While growing up, Alexander had many teachers, one of whom was Aristotle. Aristotle was also born in Macedonia. However, Aristotle lived in Greece for a really long time. He loved the Greeks. He believed in the Greek gods. He knew Greek history and the Greek language and Greek theatre. Aristotle spoke of his admiration for the Greeks many times to his student, the young prince, Alexander.

Alexander grew up dreaming of the day he would be king. When he was king, he too would teach everyone about the Greek culture he had come to know and love so well. Obviously, Aristotle had a great effect on Alexander and what he believed.

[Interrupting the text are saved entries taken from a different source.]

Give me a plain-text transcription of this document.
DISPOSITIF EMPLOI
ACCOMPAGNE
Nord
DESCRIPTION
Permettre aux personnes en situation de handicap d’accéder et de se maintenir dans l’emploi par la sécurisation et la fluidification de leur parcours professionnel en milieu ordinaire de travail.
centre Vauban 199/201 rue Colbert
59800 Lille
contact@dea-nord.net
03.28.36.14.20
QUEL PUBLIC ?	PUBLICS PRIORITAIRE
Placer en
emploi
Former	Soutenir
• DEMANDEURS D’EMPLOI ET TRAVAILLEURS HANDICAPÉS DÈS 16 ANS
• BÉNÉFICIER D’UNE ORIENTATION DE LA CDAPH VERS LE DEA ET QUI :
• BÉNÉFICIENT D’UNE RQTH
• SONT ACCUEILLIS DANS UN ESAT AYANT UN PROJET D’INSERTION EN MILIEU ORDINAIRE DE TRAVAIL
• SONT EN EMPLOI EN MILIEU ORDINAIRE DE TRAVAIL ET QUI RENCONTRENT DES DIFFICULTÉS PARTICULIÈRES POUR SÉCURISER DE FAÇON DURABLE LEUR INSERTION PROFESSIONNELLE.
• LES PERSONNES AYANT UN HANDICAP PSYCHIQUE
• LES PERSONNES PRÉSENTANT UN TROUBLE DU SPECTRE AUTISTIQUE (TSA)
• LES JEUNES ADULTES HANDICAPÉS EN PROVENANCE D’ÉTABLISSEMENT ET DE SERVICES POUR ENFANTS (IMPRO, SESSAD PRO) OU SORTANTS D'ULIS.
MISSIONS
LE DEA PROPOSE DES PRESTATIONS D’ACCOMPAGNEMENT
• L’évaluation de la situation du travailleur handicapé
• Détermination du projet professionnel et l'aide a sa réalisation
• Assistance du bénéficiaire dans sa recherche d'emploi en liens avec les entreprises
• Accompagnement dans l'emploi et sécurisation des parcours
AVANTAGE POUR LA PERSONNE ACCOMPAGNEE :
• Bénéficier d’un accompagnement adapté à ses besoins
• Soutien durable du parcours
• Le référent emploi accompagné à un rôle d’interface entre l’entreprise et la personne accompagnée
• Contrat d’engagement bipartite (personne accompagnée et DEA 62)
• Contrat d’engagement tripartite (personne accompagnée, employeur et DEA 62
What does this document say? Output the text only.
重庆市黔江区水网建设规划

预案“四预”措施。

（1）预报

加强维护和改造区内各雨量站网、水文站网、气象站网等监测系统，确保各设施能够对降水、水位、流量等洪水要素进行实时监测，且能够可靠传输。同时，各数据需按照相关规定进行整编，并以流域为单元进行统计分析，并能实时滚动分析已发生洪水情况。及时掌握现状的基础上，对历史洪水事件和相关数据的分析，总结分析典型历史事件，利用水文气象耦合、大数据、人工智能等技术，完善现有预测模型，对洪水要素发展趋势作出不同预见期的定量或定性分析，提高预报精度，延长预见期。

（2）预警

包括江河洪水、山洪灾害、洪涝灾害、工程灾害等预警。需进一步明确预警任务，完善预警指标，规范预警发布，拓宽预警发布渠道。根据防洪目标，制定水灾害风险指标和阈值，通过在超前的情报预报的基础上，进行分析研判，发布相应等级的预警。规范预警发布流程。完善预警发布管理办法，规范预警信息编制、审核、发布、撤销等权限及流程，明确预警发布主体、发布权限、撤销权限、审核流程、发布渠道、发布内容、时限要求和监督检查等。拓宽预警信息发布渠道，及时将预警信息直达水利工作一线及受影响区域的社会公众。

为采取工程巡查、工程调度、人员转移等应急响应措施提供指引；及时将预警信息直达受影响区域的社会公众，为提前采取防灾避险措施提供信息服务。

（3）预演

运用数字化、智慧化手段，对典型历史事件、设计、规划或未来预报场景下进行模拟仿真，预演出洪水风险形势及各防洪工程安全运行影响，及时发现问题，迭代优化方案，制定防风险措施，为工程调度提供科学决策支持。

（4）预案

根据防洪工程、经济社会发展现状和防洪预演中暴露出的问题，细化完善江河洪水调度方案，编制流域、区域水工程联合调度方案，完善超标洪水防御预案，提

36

Alexander had other teachers, teachers that taught him how to wage war and how to conquer other people. His teachers tried to teach him that a Macedonian king was not merciful. But Alexander disagreed. When his father died, and Alexander became king, he allowed every culture he conquered the opportunity to rule themselves. All he asked was that they be loyal to Alexander. He taught all the people he conquered about the ancient Greeks - he shared their stories, their myths, their gods, their language - just as he had been taught. It was Alexander who spread the Greek culture throughout the Mediterranean.

Alexander never lost a battle, never, not even one. Alexander and his army conquered the entire Mediterranean region, and even reached into the Indus River region. He probably would have kept going, perhaps all the way to China, but one day, he became ill and died. He was only 32 years old.